LAWS(CE)-1999-5-254

HARISH MEHRA & ORS. Vs. CCE

Decided On May 04, 1999
Harish Mehra And Ors. Appellant
V/S
CCE Respondents

JUDGEMENT

(1.) THE five appellants in these appeals are in appeal against the order of the Collector of Central Excise, Chandigarh dated 30.7.1993. The said order confirmed a duty demand of Rs. 4,68,547.75 on M/s. Continental Rubber Industries (CRI) apart from imposing a penalty of Rs. One lakh on it. Penalties of Rs. 20,000/ - each under Rule 209A were also imposed on (1) M/s. Dupont Rubber (DR) (2) Mrs. Lata Mehra, Parmer of (DR) and (3) Shri Ravinder Mehra, partner of Dupont and Shri Harish Mehra. Sole Proprietor of Continental Rubber. The matter pertains to clubbing of the production of two units, namely M/s. Continental Rubber Industries (CRI) and M/s. Dupont Rubber (DR). On the basis of information collected after a visit to the factory premises by the Central Excise Officers of M/s. CRI, Amritsar and M/s. DR, Amritsar both located at the same address, a show cause notice was issued on 6.1.1992 to M/s. CRI, DR, Shri Harish Mehra, Proprietor of CRI and the two partners of DR, namely, Shri Ravinder Mehra and Smt. Lata Mehra. The SCN alleged that M/s. DR was not an independent workable unit but was only an artificial fragmented unit set up to evade Central Excise duty since DR and CRI had united management, common labour, common machinery like vulcaniser, building, generator set, drying chambers, common production facilities and mutual interest and money transactions, inter se. It was further alleged that Shri Harish Mehra, Sole Proprietor of CRI and Ravinder Mehra were living in a joint family and Smt. Lata Mehra was the wife of Shri Vijay Mehra. It was further alleged that both the units were one and the same and, therefore, clearances made by them over and above the exemption limit for small scale industries under Notification No. 175/86 during the five years period prior to the issue of the Show Cause Notice were chargeable to duty and as per the duty demand worked out, an amount of Rs. 4,68,547.75 was recoverable from them and penalty was imposable for contravention of various provisions of the Central Excise Rules.

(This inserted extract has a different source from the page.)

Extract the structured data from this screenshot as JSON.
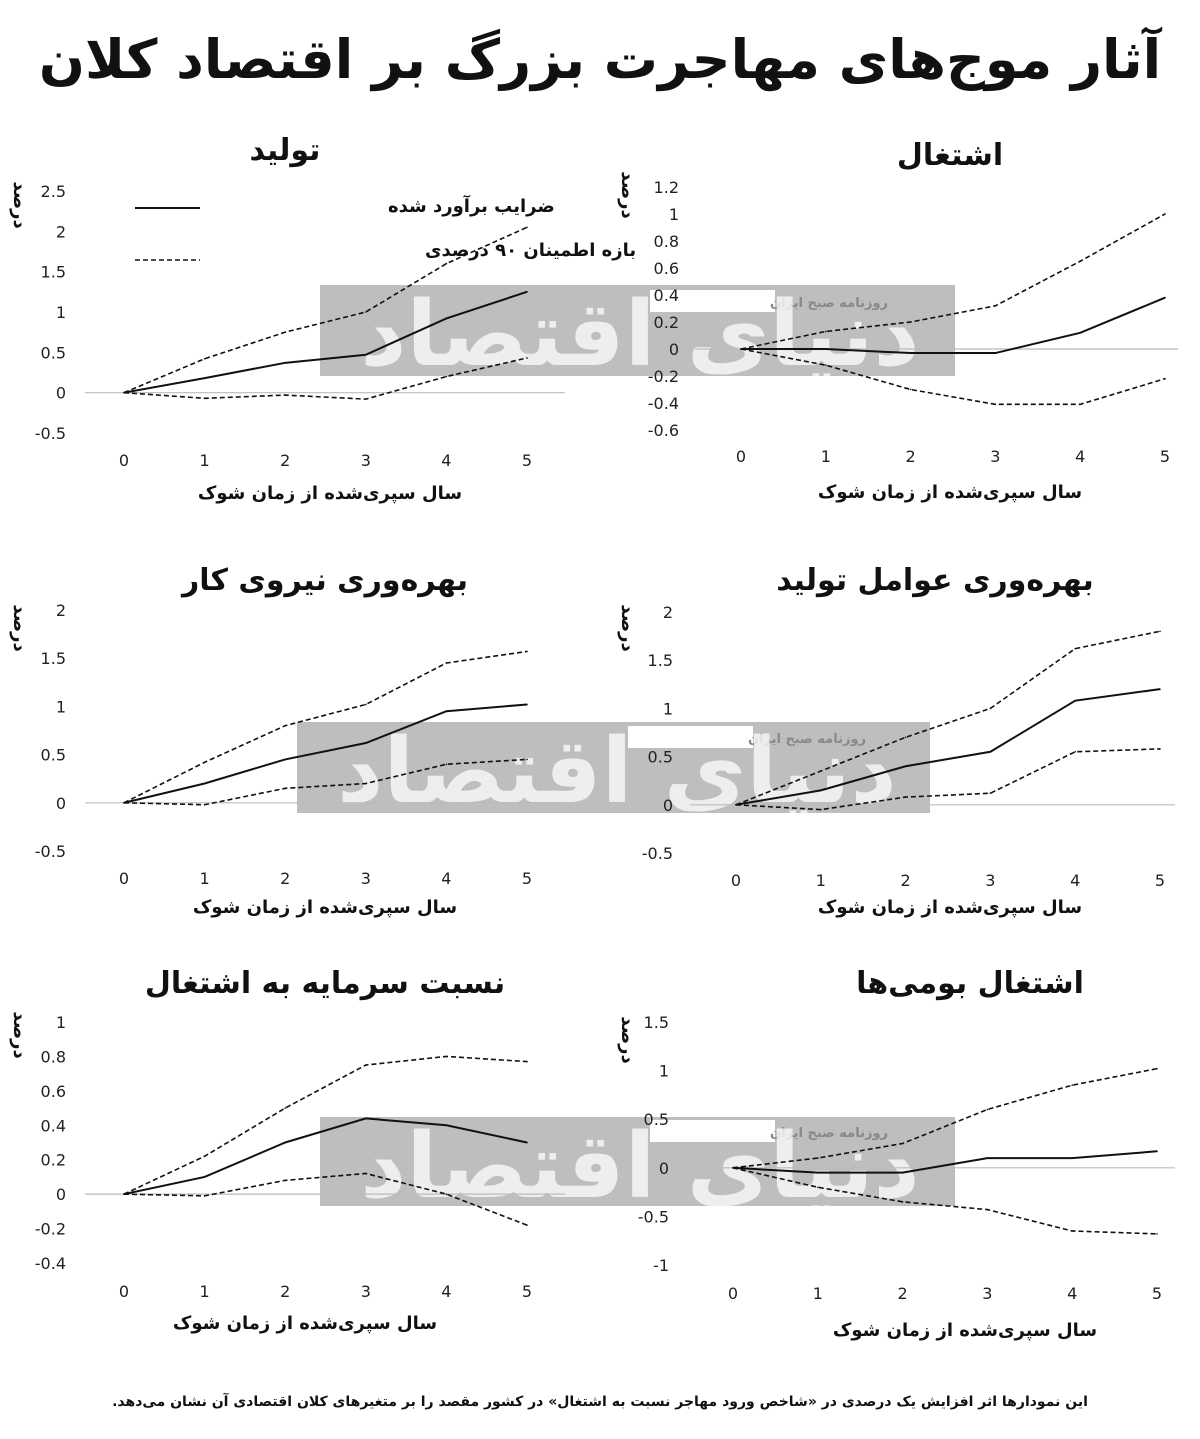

(2.) BY the impugned order the duty demand referred to above was confirmed and penalties imposed as referred to above.

(3.) 1. Defending the impugned order Ld. JDR Shri Sanjeev Srivastava submitted that it has to be noted that during the period in dispute neither of the units were L -4 Licensees. The machineries installed in CRI premises were subsequently scrapped and the machinery purchased in the name of M/s. Dupont was installed in the place of scrapped machinery of M/s. Continental. Further, Shri Harish Mehra, Proprietor of M/s. CRI had clearly stated that they were manufacturing only two items. There was also no dispute that Shri Harish Mehra had full control of both the units. It was also not in dispute that the production account of both the units were common. He referred to the findings in the order -in -original wherein all the case law referred to by the present appellant had been considered. The Collector (Appeals) had also distinguished the Tribunal judgment in Jagjivan Das case, supra. In the instant case, unlike in the case of Jagjivan Das, supra, where all the units were functioning, in the instant case only one unit was actually functional. All the machinery bought by DR were in fact installed at the premises of CRI. He also drew attention to the fact that L -4 licence were obtained by the two units only subsequent to the visit of the Central Excise Officers. As regards the objections raised by appellants as to the basis of the Additional Collector issuing the SCN, Ld. JDR submitted that according to the definition of 'Collector' in the Central Excise Rules at the relevant period, 'Collector' included Additional Collector as well. As regards common control being taken as a factor for clubbing the clearance of two units, he relied on the Tribunal decision Supreme Engineering Works v. CCE [ : 1996 (82) ELT 102] and the Tribunal decision in Gajanand Fabrics v. CCE [1992 (43) ECR 172]. He also relied on the following case law in support of his contention that where there were common facilities production and clearance have to be clubbed viz., Step Cosmetics v. CCE [1996 (87) ELT 734 (T)]. He also referred to the Tribunal decision in Unique Resin Industries v. CCE [ : 1993 (68) ELT 230] in support of his contention that where infrastructure facilities were common clearances have to be clubbed.